Savoir-faire victimaire. Et l’imam Hassan Iquioussen n’est pas le seul à vivre, sans l’assumer, ce paradoxe, cette insulte escamotée. Il incarne cette bifurcation de la reproduction dans cette secte mondiale démultipliée : dans le monde dit « arabe », l’islamiste vit du fait de faire la guerre à l’Occident et à ceux qui résistent au nom de la liberté, de l’universalité et des droits les plus simples. Et, en Occident, il vit de vivre dans ce prétendu enfer de sa foi, et jouit de ses avantages sociaux, avocats, protections et libertés. Le premier puise ses mots dans les vieilles anthologies des théologiens d’il y a dix siècles, le second est le fruit d’une mutation et d’un croisement inédit entre la démocratie et le fascisme, la liberté et la sournoiserie, le droit et l’opportunisme. Les islamistes autochtones, dans les pays dits « musulmans », hurlent à la guerre sainte ; l’islamiste occidental, à la sainteté des lois dont il profite en Europe et ailleurs.

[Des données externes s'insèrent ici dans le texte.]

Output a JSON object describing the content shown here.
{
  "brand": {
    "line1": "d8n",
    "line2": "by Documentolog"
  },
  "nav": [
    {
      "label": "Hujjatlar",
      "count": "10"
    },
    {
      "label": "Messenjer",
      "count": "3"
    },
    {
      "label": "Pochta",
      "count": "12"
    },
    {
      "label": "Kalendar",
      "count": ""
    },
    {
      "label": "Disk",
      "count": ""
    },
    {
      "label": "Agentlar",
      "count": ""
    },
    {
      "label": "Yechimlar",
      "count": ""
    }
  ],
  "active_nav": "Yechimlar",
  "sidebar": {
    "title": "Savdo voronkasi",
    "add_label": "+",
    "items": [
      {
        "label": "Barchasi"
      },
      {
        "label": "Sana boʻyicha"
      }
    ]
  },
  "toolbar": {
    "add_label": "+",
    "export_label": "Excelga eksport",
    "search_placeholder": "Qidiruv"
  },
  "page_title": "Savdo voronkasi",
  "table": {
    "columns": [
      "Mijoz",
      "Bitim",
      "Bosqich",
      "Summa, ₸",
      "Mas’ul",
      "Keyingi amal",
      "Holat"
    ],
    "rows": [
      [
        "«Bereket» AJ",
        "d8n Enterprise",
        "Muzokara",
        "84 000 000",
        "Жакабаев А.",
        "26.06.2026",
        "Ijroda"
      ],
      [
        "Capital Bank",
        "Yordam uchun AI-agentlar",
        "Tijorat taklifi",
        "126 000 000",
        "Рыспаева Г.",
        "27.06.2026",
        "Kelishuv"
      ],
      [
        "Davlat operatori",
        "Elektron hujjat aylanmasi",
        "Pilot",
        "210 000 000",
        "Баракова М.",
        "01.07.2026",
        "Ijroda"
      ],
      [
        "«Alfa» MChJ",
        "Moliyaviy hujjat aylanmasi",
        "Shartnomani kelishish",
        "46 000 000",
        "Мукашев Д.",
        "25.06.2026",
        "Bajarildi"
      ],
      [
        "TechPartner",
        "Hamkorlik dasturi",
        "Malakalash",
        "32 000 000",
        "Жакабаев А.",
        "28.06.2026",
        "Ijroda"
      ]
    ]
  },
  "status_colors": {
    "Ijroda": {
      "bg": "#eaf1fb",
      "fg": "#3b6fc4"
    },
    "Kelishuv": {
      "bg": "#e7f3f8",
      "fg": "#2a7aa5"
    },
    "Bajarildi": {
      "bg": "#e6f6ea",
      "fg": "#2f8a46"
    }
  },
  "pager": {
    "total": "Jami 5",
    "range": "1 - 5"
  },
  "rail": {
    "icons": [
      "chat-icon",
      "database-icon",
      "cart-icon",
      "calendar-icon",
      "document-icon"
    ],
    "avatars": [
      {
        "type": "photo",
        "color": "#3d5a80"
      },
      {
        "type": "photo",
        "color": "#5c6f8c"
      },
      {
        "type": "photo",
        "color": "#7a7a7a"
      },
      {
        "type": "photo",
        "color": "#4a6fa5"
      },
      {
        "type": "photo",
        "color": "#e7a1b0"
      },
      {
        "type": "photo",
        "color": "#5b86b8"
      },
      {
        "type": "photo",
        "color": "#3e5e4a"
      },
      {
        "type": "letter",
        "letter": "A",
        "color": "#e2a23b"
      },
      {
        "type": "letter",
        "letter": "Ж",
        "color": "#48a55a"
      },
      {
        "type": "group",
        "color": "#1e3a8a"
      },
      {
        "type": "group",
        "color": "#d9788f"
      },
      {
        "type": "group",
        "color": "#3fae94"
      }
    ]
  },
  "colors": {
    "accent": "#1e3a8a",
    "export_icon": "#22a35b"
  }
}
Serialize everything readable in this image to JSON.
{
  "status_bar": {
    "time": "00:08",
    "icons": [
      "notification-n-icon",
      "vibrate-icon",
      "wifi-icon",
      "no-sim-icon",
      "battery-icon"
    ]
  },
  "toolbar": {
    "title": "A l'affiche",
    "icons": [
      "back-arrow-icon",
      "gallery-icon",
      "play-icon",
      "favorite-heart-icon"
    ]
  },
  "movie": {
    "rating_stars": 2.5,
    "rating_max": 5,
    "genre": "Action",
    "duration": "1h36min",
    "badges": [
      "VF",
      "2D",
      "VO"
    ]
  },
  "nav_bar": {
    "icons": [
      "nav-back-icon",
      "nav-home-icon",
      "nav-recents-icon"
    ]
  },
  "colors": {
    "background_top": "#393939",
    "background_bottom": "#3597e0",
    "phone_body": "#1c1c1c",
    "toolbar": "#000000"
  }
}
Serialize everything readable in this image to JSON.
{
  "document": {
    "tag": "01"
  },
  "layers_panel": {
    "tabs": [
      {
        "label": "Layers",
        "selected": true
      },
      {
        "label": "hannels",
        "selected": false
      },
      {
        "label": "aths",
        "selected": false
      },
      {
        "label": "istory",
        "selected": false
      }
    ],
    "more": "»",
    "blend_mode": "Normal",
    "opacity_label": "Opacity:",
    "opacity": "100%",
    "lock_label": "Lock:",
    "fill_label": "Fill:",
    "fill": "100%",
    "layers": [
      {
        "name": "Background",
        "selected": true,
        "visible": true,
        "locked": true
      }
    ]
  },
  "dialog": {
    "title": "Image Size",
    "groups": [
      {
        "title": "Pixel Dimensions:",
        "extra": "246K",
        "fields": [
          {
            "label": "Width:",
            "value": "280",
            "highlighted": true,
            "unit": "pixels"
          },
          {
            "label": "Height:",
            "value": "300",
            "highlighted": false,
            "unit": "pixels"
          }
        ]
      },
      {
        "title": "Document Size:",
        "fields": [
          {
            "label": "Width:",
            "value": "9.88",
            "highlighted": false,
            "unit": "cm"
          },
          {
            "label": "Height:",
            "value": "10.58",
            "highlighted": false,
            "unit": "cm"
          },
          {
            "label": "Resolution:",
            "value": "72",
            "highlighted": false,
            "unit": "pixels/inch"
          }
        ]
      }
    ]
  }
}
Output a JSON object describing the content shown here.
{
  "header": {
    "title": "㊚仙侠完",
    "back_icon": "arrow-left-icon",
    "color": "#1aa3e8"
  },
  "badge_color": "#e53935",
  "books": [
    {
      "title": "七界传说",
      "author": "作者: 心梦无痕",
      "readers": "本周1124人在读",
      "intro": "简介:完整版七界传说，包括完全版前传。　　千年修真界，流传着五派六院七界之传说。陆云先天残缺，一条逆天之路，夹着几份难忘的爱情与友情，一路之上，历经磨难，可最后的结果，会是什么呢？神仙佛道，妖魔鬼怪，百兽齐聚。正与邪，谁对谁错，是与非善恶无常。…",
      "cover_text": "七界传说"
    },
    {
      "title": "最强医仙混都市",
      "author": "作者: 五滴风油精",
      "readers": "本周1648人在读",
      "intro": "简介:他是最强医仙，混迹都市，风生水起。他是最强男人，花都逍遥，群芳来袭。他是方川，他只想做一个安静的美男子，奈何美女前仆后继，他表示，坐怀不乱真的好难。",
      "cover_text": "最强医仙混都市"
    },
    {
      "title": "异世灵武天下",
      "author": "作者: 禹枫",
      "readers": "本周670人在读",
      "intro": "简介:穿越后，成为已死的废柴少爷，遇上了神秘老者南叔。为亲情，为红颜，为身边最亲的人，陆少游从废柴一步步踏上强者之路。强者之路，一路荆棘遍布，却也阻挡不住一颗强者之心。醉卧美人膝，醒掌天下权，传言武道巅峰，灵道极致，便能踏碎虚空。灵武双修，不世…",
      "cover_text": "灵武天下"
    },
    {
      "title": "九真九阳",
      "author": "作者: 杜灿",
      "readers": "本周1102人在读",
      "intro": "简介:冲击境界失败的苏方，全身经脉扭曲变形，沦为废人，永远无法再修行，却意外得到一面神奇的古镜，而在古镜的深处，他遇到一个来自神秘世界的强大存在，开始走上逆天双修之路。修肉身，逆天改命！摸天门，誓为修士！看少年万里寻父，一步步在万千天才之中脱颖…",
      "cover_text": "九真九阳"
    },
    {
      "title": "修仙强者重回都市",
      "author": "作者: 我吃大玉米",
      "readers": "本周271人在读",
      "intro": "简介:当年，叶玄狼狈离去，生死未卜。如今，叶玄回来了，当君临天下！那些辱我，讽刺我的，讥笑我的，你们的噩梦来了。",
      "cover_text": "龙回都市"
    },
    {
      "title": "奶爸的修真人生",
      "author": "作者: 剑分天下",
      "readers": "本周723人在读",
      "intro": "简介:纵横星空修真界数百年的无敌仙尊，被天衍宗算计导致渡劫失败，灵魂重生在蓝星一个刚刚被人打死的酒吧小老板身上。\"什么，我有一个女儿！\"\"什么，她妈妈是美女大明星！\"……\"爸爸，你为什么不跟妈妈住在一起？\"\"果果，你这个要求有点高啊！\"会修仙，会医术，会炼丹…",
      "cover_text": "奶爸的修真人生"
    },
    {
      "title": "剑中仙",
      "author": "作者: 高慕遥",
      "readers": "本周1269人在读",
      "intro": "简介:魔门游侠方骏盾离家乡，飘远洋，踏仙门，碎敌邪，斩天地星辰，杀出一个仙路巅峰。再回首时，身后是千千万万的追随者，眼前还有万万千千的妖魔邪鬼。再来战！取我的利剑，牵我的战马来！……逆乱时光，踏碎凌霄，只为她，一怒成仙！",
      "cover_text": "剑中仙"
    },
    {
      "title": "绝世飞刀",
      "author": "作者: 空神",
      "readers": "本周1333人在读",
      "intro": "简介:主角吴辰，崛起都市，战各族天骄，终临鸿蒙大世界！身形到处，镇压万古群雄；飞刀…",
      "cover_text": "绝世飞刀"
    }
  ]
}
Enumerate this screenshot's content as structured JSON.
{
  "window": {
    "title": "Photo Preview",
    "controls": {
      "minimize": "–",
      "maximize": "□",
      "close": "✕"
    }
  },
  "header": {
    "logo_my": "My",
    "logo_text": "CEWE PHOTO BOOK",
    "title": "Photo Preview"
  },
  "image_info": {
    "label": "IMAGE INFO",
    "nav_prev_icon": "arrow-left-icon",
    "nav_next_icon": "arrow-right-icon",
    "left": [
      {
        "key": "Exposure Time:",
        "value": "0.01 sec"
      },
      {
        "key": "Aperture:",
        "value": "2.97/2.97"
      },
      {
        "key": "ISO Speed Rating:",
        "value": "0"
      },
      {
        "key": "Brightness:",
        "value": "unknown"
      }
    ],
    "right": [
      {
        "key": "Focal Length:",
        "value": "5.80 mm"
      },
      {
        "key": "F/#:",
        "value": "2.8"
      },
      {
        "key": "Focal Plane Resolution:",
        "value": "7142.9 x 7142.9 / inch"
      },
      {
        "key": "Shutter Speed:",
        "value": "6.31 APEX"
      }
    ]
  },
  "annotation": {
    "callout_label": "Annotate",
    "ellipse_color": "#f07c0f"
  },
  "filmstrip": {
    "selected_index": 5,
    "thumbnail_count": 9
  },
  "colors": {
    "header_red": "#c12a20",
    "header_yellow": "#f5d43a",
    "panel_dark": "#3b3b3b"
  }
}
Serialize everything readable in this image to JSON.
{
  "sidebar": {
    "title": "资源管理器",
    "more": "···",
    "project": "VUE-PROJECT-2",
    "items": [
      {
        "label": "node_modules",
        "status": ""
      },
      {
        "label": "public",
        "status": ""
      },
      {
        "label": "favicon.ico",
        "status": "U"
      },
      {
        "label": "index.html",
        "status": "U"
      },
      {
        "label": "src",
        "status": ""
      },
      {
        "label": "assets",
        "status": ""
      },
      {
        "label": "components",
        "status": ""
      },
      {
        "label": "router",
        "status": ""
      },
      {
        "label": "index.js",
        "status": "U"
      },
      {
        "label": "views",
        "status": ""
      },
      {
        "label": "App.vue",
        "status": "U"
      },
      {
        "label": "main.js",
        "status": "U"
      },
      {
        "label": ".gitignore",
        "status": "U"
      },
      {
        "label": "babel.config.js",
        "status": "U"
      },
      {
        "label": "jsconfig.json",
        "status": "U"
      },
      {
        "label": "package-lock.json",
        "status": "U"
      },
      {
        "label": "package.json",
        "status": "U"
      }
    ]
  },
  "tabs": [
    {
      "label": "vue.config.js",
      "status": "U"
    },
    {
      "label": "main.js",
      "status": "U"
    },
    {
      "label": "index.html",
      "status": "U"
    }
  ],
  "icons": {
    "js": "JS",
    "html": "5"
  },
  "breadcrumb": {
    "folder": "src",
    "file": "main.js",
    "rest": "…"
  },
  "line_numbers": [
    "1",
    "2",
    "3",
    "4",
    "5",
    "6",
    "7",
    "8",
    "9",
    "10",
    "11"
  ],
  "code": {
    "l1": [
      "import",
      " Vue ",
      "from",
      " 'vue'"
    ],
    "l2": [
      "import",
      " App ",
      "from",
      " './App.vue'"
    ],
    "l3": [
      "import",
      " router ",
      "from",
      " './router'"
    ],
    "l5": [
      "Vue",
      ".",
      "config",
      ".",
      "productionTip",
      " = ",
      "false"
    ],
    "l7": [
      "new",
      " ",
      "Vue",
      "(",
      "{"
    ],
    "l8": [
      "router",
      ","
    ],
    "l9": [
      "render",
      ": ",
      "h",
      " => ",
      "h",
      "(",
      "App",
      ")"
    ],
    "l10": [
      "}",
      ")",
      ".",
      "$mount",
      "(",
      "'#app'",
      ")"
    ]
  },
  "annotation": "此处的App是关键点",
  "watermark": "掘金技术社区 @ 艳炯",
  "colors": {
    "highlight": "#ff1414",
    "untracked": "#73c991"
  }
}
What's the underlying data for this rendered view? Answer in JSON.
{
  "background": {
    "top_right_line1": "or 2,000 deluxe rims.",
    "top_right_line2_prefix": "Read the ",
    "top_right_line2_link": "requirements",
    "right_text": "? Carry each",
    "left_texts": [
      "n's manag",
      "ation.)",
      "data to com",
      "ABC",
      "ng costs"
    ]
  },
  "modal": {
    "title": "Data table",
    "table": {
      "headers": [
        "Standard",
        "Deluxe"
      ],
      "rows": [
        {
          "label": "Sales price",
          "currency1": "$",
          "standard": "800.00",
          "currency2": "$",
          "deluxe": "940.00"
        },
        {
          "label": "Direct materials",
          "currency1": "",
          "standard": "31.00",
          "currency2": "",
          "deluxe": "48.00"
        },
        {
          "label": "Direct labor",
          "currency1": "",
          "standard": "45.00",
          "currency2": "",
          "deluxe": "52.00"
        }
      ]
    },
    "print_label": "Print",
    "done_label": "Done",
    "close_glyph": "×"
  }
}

C’est une mutation encore peu étudiée que celle de l’islamiste occidental, son érudition sur les failles des lois locales et les faiblesses des démocraties, son expertise sur les recours judiciaires et les plaidoyers de droit de terre, son entrisme organisé au nom des ONG et des droits des minorités et son savoir-faire victimaire. Il se trouvera même des scribes qui le défendront et avoueront leur admiration face à son agilité qui, dans le pur mouvement de l’absurde, se revendique d’un impossible islamisme hyperfrançais, amoureux des droits de l’homme, d’un seul homme (lui-même), et de la primauté du droit (le sien) sur la terre qu’il saccage.
L’imam Hassan Iquioussen ne veut pas quitter la terre qu’il n’aime pas pour la terre de ses ancêtres. Car, quand on a faim, les ancêtres ne se mangent pas. Sa fatwa est simple : entre Allah et l’Occident, il vaut mieux garder ce qu’on a déjà sous la main.